In situ zymography localization of gelatinase activity

The precise localization of gelatinase activity in 20 μm-thick cryosections was performed using the GENMED kit protocol (GENMED, Shanghai, China). Reagent A was heated until melted. Then 1 000 μL of reagent A was transferred into a 1.5 mL micro-tube and incubated for 10 minutes at 37°C in the thermostatic water bath. The mixed solution was added to the frozen sample tissue and covered with a coverslip, and then incubated in the dark at 4°C for 10 minutes until the gel became condensed. The prepared sections were then incubated at 37°C for 60 minutes in the dark. The fluorescence was visualized using fluorescence microscopy (Motic AE31, Motic China Group Co., Ltd.).

Immunohistochemistry for claudin-5 and occludin protein expression

The 10 μm-thick cryosections of brains fixed by proteolipid protein (2% paraformaldehyde, 0.1 M sodium periodate, 0.075 M lysine in 100 mM phosphate buffer at pH 7.3) were rinsed in PBS and preincubated in cold acetone for 10 minutes. The sections were then incubated overnight at 4°C in a PBS solution containing primary antibodies polyclonal rabbit anti-claudin-5 and anti-occludin (diluted 1:200; Santa Cruz Biotechnology) separately in PBS with 0.1% Tween-20 and 0.5% bovine serum albumin. The tissue was rinsed with Tris-buffered saline Tween-20 and incubated for 2 hours at room temperature with secondary antibodies labeled with FITC mouse anti-rabbit, and then rinsed again and mounted with Prolong Antifade (Molecular Probes, Eugene, OR, USA). The slides were photographed using a confocal microscope (Olympus SV-1000, Olympus Optical Co., Ltd., Tokyo, Japan).

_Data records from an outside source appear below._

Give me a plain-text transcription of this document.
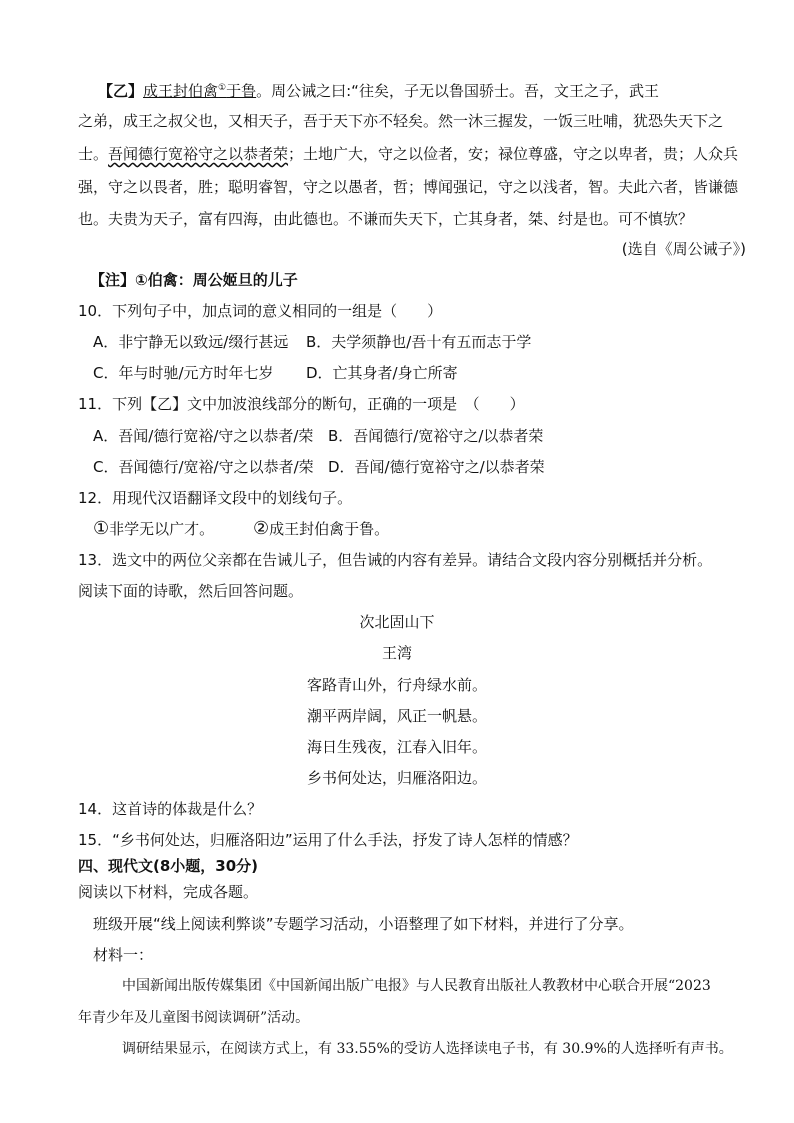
【乙】成王封伯禽①于鲁。周公诫之曰:“往矣，子无以鲁国骄士。吾，文王之子，武王
之弟，成王之叔父也，又相天子，吾于天下亦不轻矣。然一沐三握发，一饭三吐哺，犹恐失天下之
士。吾闻德行宽裕守之以恭者荣；土地广大，守之以俭者，安；禄位尊盛，守之以卑者，贵；人众兵
强，守之以畏者，胜；聪明睿智，守之以愚者，哲；博闻强记，守之以浅者，智。夫此六者，皆谦德
也。夫贵为天子，富有四海，由此德也。不谦而失天下，亡其身者，桀、纣是也。可不慎欤？
(选自《周公诫子》)
【注】①伯禽：周公姬旦的儿子
10．下列句子中，加点词的意义相同的一组是（　　）
A．非宁静无以致远/缀行甚远 B．夫学须静也/吾十有五而志于学
C．年与时驰/元方时年七岁 D．亡其身者/身亡所寄
11．下列【乙】文中加波浪线部分的断句，正确的一项是　（　　）
A．吾闻/德行宽裕/守之以恭者/荣 B．吾闻德行/宽裕守之/以恭者荣
C．吾闻德行/宽裕/守之以恭者/荣 D．吾闻/德行宽裕守之/以恭者荣
12．用现代汉语翻译文段中的划线句子。
①非学无以广才。 ②成王封伯禽于鲁。
13．选文中的两位父亲都在告诫儿子，但告诫的内容有差异。请结合文段内容分别概括并分析。
阅读下面的诗歌，然后回答问题。
次北固山下
王湾
客路青山外，行舟绿水前。
潮平两岸阔，风正一帆悬。
海日生残夜，江春入旧年。
乡书何处达，归雁洛阳边。
14．这首诗的体裁是什么？
15．“乡书何处达，归雁洛阳边”运用了什么手法，抒发了诗人怎样的情感？
四、现代文(8小题，30分)
阅读以下材料，完成各题。
班级开展“线上阅读利弊谈”专题学习活动，小语整理了如下材料，并进行了分享。
材料一：
中国新闻出版传媒集团《中国新闻出版广电报》与人民教育出版社人教教材中心联合开展“2023
年青少年及儿童图书阅读调研”活动。
调研结果显示，在阅读方式上，有 33.55%的受访人选择读电子书，有 30.9%的人选择听有声书。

Gelatin zymography analysis of MMP-2/MMP-9 activities

The frozen striatal tissue was homogenized in PBS containing 1% phenylmethyl sulfonylfluoride to single cell suspensions on ice, followed by liquid nitrogen freezing and thawing three times. The protein concentration of the homogenate was determined using bicinchoninic acid protein assay kit (Beyotime, Nanjing, China). Equal amounts of the samples (80 μg) were electrophoretically separated on 10% sodium dodecyl sulfate-polyacrylamide gels co-polymerized with 1 mg/mL gelatin (Solarbio, Beijing, China). The gels were washed in a solution containing 2.5% Triton X-100, 50 mM Tris-HCl, 5 mM CaCl2, 1 μM ZnCl2, at pH 7.6 for 40 minutes twice. The washed gels were repeatedly rinsed in a solution containing 50 mM Tris-HCl, 5 mM CaCl2, 1 μM ZnCl2, at pH 7.6 for 20 minutes twice. The gels were then incubated with a buffer containing 50 mM Tris-HCl (pH 7.6), 5 mM CaCl2, 1 μM ZnCl2, and 0.02% (w/v) NaN3 at 37°C for 40 hours. They were then stained with 0.05% Coomassie blue R-250 for 30 minutes in a solution which contained 10% (v/v) acetic acid and 30% methanol. The gels were destained with solution A, B, C containing 30%, 20%, 10% acetic acid and 10%, 10%, 5% methanol in turn, respectively, until clear bands of gelatinolysis appeared on a dark blue background. The MMP-2 and MMP-9 activities were analyzed via measurement of 72 kDa, 92 kDa absorbance using Gelatum Analyzing System (WD-9413B, Liuyi Instrument Factory, Beijing, China).

Statistical analysis

All data were expressed as mean ± SEM. The data were tested for statistical significance with one-way analysis of variance, and multiple comparisons were carried out with Dunnett's t test. A value of P < 0.05 was considered statistically significant.